For our example, we’re going to use a 30yr fixed rate mortgage at 5.5% and a loan amount of $200k – you’ll see these figures in the top row highlighted in yellow. To the right, in the same row, you’ll see the monthly payment for this mortgage in BLUE, this is your minimum required payment. Beside that, in GREEN, is the total amount of money that comes out of your pocket to pay off that $200k mortgage (principal plus total interest paid) over the 30 year period. And lastly, in ORANGE, you’ll see the total amount of interest you’ll pay over the course of the loan. If you’re turned around on how exactly interest and payments are calculated, you can visit our mortgage calculators page to get yourself oriented.
If you look at the second line, in PURPLE, you’ll see how the first payment is broken down. Of the $1135.58 – $218.91 (19%) goes toward your principal, and the rest ($916.67) covers the interest. Now take a look at the loan balance in line one – that $218.91 barely made a scratch in the principal. Next, let’s move down to the fourth mortgage payment on line two (4). The required payment is the same but the principal and interest portions have shifted slightly. As the months go by, you’ll see that more of your monthly payment is going toward the principal as the overall loan balance decreases. So that’s the basics of an amortization schedule. If you want me to email you a blank excel spreadsheet that you can fool around with on your own, just email me.
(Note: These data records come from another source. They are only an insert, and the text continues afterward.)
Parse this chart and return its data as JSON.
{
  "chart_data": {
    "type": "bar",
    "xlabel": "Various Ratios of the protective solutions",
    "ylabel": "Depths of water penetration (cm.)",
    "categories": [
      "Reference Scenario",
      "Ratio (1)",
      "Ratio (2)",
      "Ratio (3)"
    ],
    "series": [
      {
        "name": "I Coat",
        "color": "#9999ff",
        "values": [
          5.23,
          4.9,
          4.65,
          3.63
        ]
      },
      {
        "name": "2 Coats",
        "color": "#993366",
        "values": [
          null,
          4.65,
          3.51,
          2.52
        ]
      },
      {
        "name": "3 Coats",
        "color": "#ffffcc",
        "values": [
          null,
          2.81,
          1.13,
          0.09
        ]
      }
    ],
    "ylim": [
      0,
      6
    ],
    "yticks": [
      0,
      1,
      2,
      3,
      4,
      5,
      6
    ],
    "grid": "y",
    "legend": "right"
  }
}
Now let’s look at how making extra payments will affect these numbers. Let’s just say, that after running over your monthly budget, things are looking good and you have $200 extra that you’d like to put toward your mortgage every month. So you make the commitment and start adding that 200 onto your payment. If you stick with it until the end, below is what your updated amortization table will look like. Check out the principal column – you’re nearly doubling the contribution with that extra $200 during the months shown. The percentage of your payment going to the principal goes from 19% to 37%. MOST importantly, compare the total payments (green) and the total interest paid (orange) – by making these extra payments – you’re skipping out on $97,826 worth of interest – not bad at all.
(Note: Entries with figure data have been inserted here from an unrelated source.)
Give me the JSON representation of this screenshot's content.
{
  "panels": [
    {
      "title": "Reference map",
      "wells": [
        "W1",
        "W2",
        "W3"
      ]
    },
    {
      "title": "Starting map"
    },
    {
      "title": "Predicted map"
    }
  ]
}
Lastly, let’s look at the affect of these payments on the payoff period. Typically the 30 yr fixed rate loan would take 360 payments to pay off – 12 per year for 30 years. But, because we’ve made our extra payments, we’ve almost cut the loan term in half – from 30 years to 17 years and two months.
The long and short of it is this: we’ve put quite a bit of money toward the mortgage than we had to, but we saved a ton and shortened the term of the loan. I really suggest this strategy to those who plan on staying in their home for quite a while and who really want to get this monthly payment off their books. It’s definitely not for everyone and there are some other (better) ways your money could be working for you, but regardless, lots of folks want to pursue this avenue and I thought I’d give a clear explanation of how what affects it has on your loan.